8- The Neon Demon (2016)
Nicolas Winding Fern’in ışıltılı filmi, takıntılı karakterlerden çok yarattığı dünya ile dikkat çekiyor. Filmdeki her karenin görsel kusursuzluğu, şiddetin estetiğinin izleyicide yarattığı huzursuzluğu bir üst seviyeye çıkarıyor. Elle Fanning’in Jesse’si gibi izleyici için de görsel mükemmelliğe yaklaştıkça tehlike katlanarak artıyor.
Filmin konusu ilk bakışta Jesse’nin model olma uğraşı gibi duruyor. Ancak filmdeki takıntılı olma hali Jesse’ye ait değil; Jesse’nin parçası olmak istediği dünyanın ona duyduğu açlık, çok kısa sürede karakterin kendi arzularını gölgeliyor. Film, mükemmelliğe yönelik doyumsuz takıntıyı akla gelen her sınırı aşarak anlatıyor.
9- Tár (2022)
Mükemmelliği konu edinen hikayeler arasında Todd Field’ın filmi ilginç bir konumda bulunuyor. Zira Tár’da mükemmelliğe ulaşmaktan ziyade, bunu muhafaza etme uğraşı izleyiciye aktarılıyor. Cate Blanchett’in muhteşem bir performansla hayat verdiği Lydia Tár, “her yol mübah” anlayışıyla ulaştığı görünürde mükemmel hayatındaki kaçınılmaz pürüzler karşısında giderek daha da çaresiz ve nevrotik bir hale bürünüyor.
Tár, aslında kompleks bir karakter analizi sunuyor.

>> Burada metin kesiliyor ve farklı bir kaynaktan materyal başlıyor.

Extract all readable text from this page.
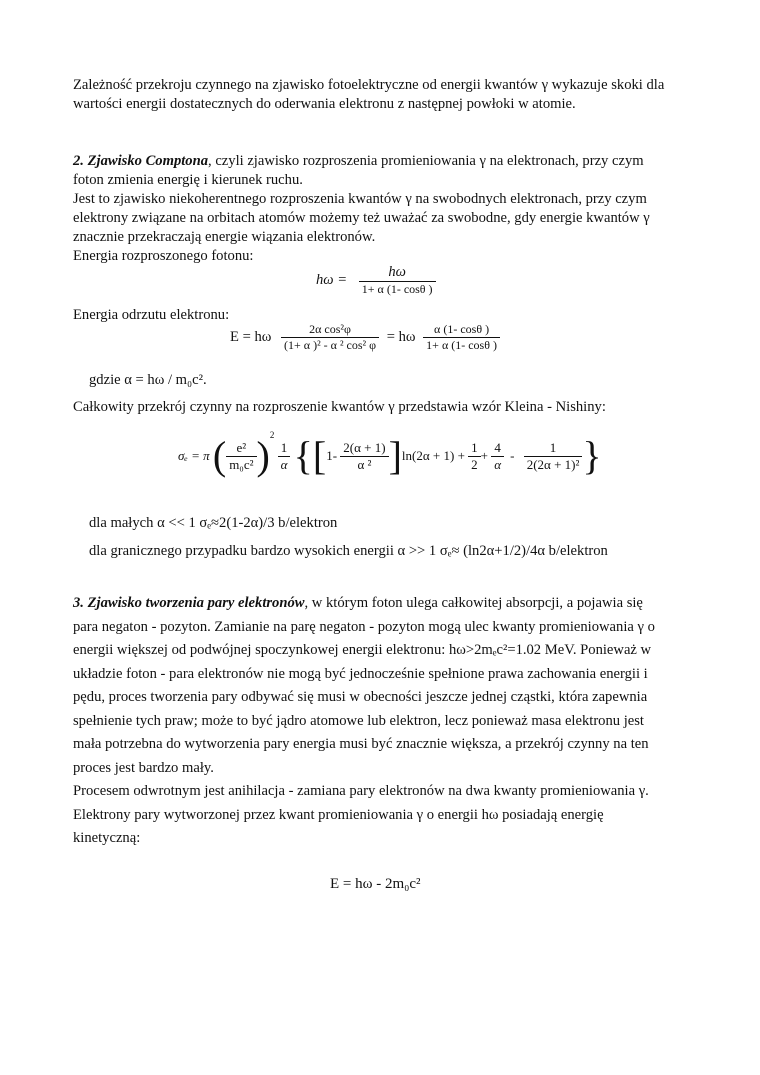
Zależność przekroju czynnego na zjawisko fotoelektryczne od energii kwantów γ wykazuje skoki dla
wartości energii dostatecznych do oderwania elektronu z następnej powłoki w atomie.
2. Zjawisko Comptona, czyli zjawisko rozproszenia promieniowania γ na elektronach, przy czym
foton zmienia energię i kierunek ruchu.
Jest to zjawisko niekoherentnego rozproszenia kwantów γ na swobodnych elektronach, przy czym
elektrony związane na orbitach atomów możemy też uważać za swobodne, gdy energie kwantów γ
znacznie przekraczają energie wiązania elektronów.
Energia rozproszonego fotonu:
$h\omega = \frac{h\omega}{1+ \alpha (1- \cos\theta )}$
Energia odrzutu elektronu:
E = hω $\frac{\text{2α cos²φ}}{\text{(1+ α )² - α ² cos² φ}} = h\omega \frac{\alpha (1- \cos\theta )}{1+ \alpha (1- \cos\theta )}$
gdzie α = hω / m₀c².
Całkowity przekrój czynny na rozproszenie kwantów γ przedstawia wzór Kleina - Nishiny:
σₑ = π ( $\frac{\text{e²}}{\text{m₀c²}} )^2$
$\frac{1}{\alpha} \{[1- \frac{2(\alpha + 1)}{\text{α ²}} ]\ln(2\alpha + 1) + \frac{1}{2} + \frac{4}{\alpha} - \frac{1}{\text{2(2α + 1)²}}$ }
dla małych α << 1 σₑ≈2(1-2α)/3 b/elektron
dla granicznego przypadku bardzo wysokich energii α >> 1 σₑ≈ (ln2α+1/2)/4α b/elektron
3. Zjawisko tworzenia pary elektronów, w którym foton ulega całkowitej absorpcji, a pojawia się
para negaton - pozyton. Zamianie na parę negaton - pozyton mogą ulec kwanty promieniowania γ o
energii większej od podwójnej spoczynkowej energii elektronu: hω>2mₑc²=1.02 MeV. Ponieważ w
układzie foton - para elektronów nie mogą być jednocześnie spełnione prawa zachowania energii i
pędu, proces tworzenia pary odbywać się musi w obecności jeszcze jednej cząstki, która zapewnia
spełnienie tych praw; może to być jądro atomowe lub elektron, lecz ponieważ masa elektronu jest
mała potrzebna do wytworzenia pary energia musi być znacznie większa, a przekrój czynny na ten
proces jest bardzo mały.
Procesem odwrotnym jest anihilacja - zamiana pary elektronów na dwa kwanty promieniowania γ.
Elektrony pary wytworzonej przez kwant promieniowania γ o energii hω posiadają energię
kinetyczną:
E = hω - 2m₀c²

Filmde, çok başarılı bir orkestra şefi ve en önemli kadın bestecilerden biri olarak kabul edilen Lydia Tár, içinde yaşadığı dünyayı mükemmel analiz ediyor ve bu dünyanın ona karşı kullanabileceği bütün silahları kendisi kuşanıyor. Filmde izleyiciyi en çok sarsan ise obsesyonun sürdürülemezliğinin acımasız ve gerçekçi portresi oluyor.
10- The Menu (2022)
Mark Mylod’un obsesyon hikayesi, merkezine ünlü bir şef ve seçkin restoranına davet ettiği konukları alıyor. Filmde, Ralph Fiennes’ın ustalıkla canlandırdığı şef Julian Slowik’in mükemmelliğin yüzeysel ve yapay gösterişi içindeki çaresizliği izleyiciye anlatılıyor.
Anya Taylor-Joy ve Nicholas Hoult’un karakterlerinin başını çektiği geniş ansambl ile sanki yemeğiyle oynar gibi oynayan Slowik, kendisinin ve takıntısının gayet farkında olmasıyla birçok benzer karakterden ayrılıyor. Bu farkındalığın yükünü hem konuklarına, hem de izleyicilere fazlasıyla hissettiren karakterin, obsesyonuna ve bunu körükleyen topluma karşı eleştirel duruşu filmin en can alıcı özelliği olarak dikkat çekiyor.